If it wasn’t for my Kindle, I seriously doubt I’d read half of what I do now. Whatever about the incredible Kindle store or the high resolution e-ink display, the main selling point is having thousands of books, magazines, newspaper and journals condensed into one little device.
Listed under Experimental on my Kindle lives the world’s worst Internet browser. A suggest use is accessing websites for further reading, yet trying to read a blog on Kindle is like reading War & Peace on a Tamagotchi.
The obvious solution here is to use something like KindleFeeder to send RSS feeds to my kindle. The unobvious flaw is that regular reading of blogs is best set for a PC or tablet given the usual inclusion of video and other media. What’s more I rarely read every article a blog publishes. I prefer to read by the subject. If I have a insatiable hunger for FarCry3 reviews, I want only FarCry3 reviews.
In sweeps Readlists like a squirrel in one of those flying squirrel suits. Loads of articles, all derived from related lists, straight to my kindle, inbox, phone or PC. How does it work? Should I even bother? Let’s check it out.
Readlists is a tool which allows you to compile a bunch of URLs of articles you want to read. Once you’re happy with the list it can be dispatched to a device or read online. Effectively the app makes a cool eBook out of articles you’re interested in. You can also download them directly in multiple formats including PDF, ePub and Kindle.
This core feature is what attracted me to Readlists. But it’s important that I mention how I use it and why I like it. I do not make lists of 300 word articles about trivial topics. Those I read on my phone while willing my bus to actually arrive at my destination on time.
Readlists is for when you have some serious research to do on a big topic, with dozens of long articles involved in the process. As both a college student and freelance writer I read around 30,000 words per week excluding recreational reading. Doing this in bed curled up with my Kindle is ten times better for my eyes and offers a better reading experience.
Using the app is easy. As you can see above the process involved copying and pasting in all the URLs you want into the list and saving it. After that it can by synced wirelessly to my Kindle or other device. There is also a chrome extension so you can add articles to your lists while browsing as usual.
Initial set-up is required however involving entering your Kindle’s unique email address and logging into your amazon account to add their email address (email@example.com) to your approved document sharing list. At the initial stage I was dumbfounded about the whole process – a simple tutorial video would have cleared up the few issues I ran into while trying to sync my Kindle. Once you do it you’re good to go in future.

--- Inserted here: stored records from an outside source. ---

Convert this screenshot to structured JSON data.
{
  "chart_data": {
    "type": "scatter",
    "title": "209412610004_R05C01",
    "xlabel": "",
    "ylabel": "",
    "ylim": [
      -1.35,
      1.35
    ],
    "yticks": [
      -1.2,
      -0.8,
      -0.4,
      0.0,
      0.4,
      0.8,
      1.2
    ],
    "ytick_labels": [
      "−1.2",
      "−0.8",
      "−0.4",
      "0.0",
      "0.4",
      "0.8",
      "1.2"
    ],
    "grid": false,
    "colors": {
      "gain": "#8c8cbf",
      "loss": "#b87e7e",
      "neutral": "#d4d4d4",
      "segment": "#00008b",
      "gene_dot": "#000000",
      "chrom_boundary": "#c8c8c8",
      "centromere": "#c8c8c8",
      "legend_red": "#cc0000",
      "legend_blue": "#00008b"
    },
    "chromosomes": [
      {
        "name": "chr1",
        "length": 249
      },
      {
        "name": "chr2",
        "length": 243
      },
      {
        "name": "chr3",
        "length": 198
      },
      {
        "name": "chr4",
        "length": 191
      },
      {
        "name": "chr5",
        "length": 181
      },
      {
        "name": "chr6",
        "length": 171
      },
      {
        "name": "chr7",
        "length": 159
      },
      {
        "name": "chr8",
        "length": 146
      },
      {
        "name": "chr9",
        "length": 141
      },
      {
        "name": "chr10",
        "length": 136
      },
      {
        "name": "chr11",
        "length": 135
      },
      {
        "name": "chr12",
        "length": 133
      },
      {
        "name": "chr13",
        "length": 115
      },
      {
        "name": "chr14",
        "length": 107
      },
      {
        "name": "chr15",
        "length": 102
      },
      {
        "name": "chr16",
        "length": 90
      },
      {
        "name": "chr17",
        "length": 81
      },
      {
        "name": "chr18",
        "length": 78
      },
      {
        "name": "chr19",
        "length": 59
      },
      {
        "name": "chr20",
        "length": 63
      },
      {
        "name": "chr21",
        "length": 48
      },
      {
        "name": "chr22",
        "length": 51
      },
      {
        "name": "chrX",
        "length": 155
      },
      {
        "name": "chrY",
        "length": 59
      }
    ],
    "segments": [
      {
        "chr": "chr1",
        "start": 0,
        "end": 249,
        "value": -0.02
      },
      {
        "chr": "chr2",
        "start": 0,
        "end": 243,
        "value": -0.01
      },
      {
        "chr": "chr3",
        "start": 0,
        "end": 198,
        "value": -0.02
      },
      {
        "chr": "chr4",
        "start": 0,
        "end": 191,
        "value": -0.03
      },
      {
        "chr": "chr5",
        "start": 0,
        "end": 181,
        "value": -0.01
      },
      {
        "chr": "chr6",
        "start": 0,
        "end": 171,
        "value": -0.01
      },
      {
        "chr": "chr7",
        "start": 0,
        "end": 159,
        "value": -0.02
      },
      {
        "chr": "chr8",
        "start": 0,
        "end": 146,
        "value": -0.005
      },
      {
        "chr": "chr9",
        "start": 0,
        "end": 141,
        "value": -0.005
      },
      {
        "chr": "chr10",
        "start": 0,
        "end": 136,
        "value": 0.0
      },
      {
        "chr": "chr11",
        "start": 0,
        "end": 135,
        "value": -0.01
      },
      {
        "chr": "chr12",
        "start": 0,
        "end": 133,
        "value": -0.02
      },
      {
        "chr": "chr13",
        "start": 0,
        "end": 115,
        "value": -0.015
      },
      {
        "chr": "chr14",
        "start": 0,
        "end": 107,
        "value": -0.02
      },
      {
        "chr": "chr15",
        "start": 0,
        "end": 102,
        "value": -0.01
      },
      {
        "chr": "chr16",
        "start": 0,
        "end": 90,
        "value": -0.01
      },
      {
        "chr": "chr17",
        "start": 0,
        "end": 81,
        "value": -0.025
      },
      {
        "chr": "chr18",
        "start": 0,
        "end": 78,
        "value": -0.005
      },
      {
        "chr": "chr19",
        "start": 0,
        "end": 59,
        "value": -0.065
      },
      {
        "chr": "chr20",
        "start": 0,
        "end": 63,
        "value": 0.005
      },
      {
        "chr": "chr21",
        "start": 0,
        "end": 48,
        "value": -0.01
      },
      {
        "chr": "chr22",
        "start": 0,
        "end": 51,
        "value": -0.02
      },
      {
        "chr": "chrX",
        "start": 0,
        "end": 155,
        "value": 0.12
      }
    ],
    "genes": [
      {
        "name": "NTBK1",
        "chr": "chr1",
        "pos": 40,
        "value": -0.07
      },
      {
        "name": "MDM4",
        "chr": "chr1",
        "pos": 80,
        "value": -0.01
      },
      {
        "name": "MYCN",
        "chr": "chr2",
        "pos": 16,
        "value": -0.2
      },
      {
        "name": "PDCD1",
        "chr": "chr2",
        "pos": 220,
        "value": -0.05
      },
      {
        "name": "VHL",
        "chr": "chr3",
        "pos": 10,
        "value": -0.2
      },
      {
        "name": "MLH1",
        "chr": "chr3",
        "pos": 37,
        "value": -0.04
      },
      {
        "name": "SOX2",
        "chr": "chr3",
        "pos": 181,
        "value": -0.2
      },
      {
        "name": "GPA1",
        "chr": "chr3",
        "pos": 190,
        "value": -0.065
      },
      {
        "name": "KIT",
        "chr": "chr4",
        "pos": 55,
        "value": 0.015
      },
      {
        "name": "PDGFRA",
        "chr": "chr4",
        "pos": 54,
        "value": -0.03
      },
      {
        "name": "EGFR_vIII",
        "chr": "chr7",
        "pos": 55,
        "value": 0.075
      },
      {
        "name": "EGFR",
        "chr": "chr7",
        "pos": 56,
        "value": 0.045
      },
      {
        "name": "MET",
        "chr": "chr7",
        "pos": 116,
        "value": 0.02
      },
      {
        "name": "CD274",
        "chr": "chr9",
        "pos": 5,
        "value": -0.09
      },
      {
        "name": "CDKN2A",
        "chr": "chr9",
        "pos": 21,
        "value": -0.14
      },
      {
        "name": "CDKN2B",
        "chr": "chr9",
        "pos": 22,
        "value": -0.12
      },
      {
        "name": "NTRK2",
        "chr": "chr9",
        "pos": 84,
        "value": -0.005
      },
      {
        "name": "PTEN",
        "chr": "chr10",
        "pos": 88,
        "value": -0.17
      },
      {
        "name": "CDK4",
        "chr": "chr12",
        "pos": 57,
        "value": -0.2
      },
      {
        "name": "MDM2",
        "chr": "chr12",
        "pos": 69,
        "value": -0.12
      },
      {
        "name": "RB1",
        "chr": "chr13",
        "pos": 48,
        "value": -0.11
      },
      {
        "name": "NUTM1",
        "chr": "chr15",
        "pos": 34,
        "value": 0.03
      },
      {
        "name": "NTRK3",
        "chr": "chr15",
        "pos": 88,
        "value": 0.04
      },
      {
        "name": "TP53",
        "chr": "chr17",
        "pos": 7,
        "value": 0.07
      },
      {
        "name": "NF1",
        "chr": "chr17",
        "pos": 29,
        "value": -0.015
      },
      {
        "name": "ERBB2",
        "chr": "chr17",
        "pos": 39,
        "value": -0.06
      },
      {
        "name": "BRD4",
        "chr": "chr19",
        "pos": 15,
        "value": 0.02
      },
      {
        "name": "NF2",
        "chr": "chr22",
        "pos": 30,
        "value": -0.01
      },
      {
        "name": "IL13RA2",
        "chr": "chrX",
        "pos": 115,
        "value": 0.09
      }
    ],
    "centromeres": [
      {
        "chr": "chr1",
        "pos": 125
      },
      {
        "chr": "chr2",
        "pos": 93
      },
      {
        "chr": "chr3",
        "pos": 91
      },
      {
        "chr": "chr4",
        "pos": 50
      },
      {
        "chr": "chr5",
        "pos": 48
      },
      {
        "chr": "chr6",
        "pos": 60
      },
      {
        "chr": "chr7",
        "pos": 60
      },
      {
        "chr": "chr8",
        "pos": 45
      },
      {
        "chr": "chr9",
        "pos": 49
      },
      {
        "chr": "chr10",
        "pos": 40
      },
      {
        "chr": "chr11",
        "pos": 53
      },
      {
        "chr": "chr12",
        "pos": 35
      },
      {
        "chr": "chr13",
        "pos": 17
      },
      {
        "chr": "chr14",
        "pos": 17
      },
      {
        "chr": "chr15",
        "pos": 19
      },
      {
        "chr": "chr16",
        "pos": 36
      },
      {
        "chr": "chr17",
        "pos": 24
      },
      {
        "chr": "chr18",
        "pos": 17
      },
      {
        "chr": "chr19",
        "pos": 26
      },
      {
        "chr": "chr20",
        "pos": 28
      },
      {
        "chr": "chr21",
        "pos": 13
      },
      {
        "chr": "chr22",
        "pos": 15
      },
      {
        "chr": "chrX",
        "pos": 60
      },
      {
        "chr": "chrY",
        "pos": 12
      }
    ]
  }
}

Of course actually finding articles to sync to your Kindle can be a pain. The Readlists community offer up their lists (and, by default, you do too) to others. Popular lists are featured on the homepage and can be synced to your device in just a couple of clicks. I really enjoyed this feature. Avid readers love exploring new topics and enjoy an infinite pool of reading material to draw from and Readlists offer just that.
Readlists is the kind of web app you find yourself coming back to again and again. Always having a Kindle full of refreshing, up-to-date content, useful articles and research material is great.
The design of the app is par for the course – but that’s not why I use Readlists anyway. I use it for top quality articles. So how do they look? Well the online reader offer large text fonts, minimal background and in general great readability.
The ebook on the Kindle are even better. Each article is organised into separate chapters with great formatting. Titles have a line beneath them and authors names accompany the article. Images display perfectly right where they should in the article too.
I had no issues with any of the blogs I created lists from which were mainly ran on the WordPress blogging platform. Other news sites such as the New York Times render perfectly in the ebooks too.
So should you even bother? Well, assuming you enjoy reading and are the owner of either a Kindle or device with a Kindle app installed, then yes. You really should.
Readlists are a different kind of breed than the humble RSS feed we all came to love when blogs blew our minds. It takes the best of books and blogs and forces them into a delightful shotgun wedding for our own pleasure.
The best part is that it’s completely free. If you love reading and own a kindle I recommend using Readlists to tackle your research and recreational reading.